L’evoluzione del progetto
Nato nel 1994, ormai quasi 25 anni fa, l’orto è stata la prima attività avviata dalla cooperativa all’interno del carcere, sulle tracce dell’antico orto del Convento delle Convertite. Si coltiva in regime biologico, e settimanalmente i prodotti di stagione imbandiscono il banchetto allestito nelle Fondamenta del Carcere – recentemente rimodernato grazie al progetto d’artista Daydreaming Inside-out - dove la vendita al pubblico è gestito dalle detenute. A gestire il lavoro c’è Vania Carlot, con lei collabora un numero variabile di donne avviate alla professione attraverso un corso di formazione. Ottenuta l’idoneità, le detenute impiegate nell’orto lavorano tutto il giorno, dal lunedì al venerdì, retribuite con i proventi delle vendite.

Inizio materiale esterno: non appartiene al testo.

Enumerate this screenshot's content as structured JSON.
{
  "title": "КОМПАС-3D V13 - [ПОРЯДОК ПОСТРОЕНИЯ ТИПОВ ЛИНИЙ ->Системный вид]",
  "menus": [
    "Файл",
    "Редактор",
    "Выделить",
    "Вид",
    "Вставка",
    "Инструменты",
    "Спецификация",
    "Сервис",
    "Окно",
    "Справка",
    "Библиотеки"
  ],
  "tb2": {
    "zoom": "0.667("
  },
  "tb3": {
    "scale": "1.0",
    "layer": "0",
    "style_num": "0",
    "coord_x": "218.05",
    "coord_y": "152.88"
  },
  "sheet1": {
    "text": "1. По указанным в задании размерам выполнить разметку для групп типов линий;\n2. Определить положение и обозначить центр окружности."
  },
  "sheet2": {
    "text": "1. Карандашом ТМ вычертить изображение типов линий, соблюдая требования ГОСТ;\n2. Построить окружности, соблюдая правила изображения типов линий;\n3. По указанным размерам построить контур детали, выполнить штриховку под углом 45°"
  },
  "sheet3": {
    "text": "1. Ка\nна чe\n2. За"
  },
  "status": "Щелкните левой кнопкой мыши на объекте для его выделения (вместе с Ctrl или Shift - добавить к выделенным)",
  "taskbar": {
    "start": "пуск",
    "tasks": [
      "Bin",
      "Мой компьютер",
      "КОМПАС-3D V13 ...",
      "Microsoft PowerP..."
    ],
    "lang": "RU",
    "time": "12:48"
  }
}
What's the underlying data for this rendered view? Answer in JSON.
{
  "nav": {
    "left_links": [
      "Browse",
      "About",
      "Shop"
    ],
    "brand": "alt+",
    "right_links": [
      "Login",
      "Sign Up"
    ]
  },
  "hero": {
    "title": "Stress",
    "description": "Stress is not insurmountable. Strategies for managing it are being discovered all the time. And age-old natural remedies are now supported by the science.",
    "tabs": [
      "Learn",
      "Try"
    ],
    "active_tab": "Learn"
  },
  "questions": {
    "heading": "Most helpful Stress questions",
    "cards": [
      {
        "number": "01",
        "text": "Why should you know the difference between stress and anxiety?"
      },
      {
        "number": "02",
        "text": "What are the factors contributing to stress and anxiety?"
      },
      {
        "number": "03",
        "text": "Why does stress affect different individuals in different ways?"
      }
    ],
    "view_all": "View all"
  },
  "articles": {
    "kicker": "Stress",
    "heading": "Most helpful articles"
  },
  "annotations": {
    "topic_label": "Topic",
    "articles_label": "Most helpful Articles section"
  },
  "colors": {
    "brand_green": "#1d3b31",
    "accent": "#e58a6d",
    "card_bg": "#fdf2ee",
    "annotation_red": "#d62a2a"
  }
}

Poco più di un anno fa, nella primavera 2017, i prodotti del carcere della Giudecca hanno conquistato una nuova vetrina tra le calli veneziane, all’emporio dei Frari ideato proprio per sostenere l’economia carceraria, secondo esempio in Italia – dopo il Freedhome di Torino – di negozio interamente dedicato alla vendita di prodotti made in jail.
La Festa dell’Orto
Poi c’è la festa che ogni anno prende vita all’interno del carcere della Giudecca, che per l’occasione apre le porte al pubblico e invita a mettere da parte pregiudizi e barriere sociali. Quest’anno la Festa dell’Orto andrà in scena sabato 29 settembre, dalle 9.30 alle 13, e sarà occasione per celebrare il primo anno di attività di Process Collettivo, come si chiama il negozio dei Frari ideato in collaborazione con l’artista Mark Bradford. Ma gli ospiti saranno accompagnati anche in un percorso di visita all’orto e al laboratorio di cosmetica (nato nel 2001), potranno acquistare i prodotti e ascoltare le storie delle detenute che li coltivano e lavorano su antiche ricette per realizzare cosmetici naturali di alta qualità. Tutto si concluderà con il buffet offerto dalla cooperativa Rio Terà dei Pensieri. Prima di varcare a ritroso l’ingresso del carcere, con la consapevolezza di aver scoperto uno degli orti segreti più speciali d’Italia.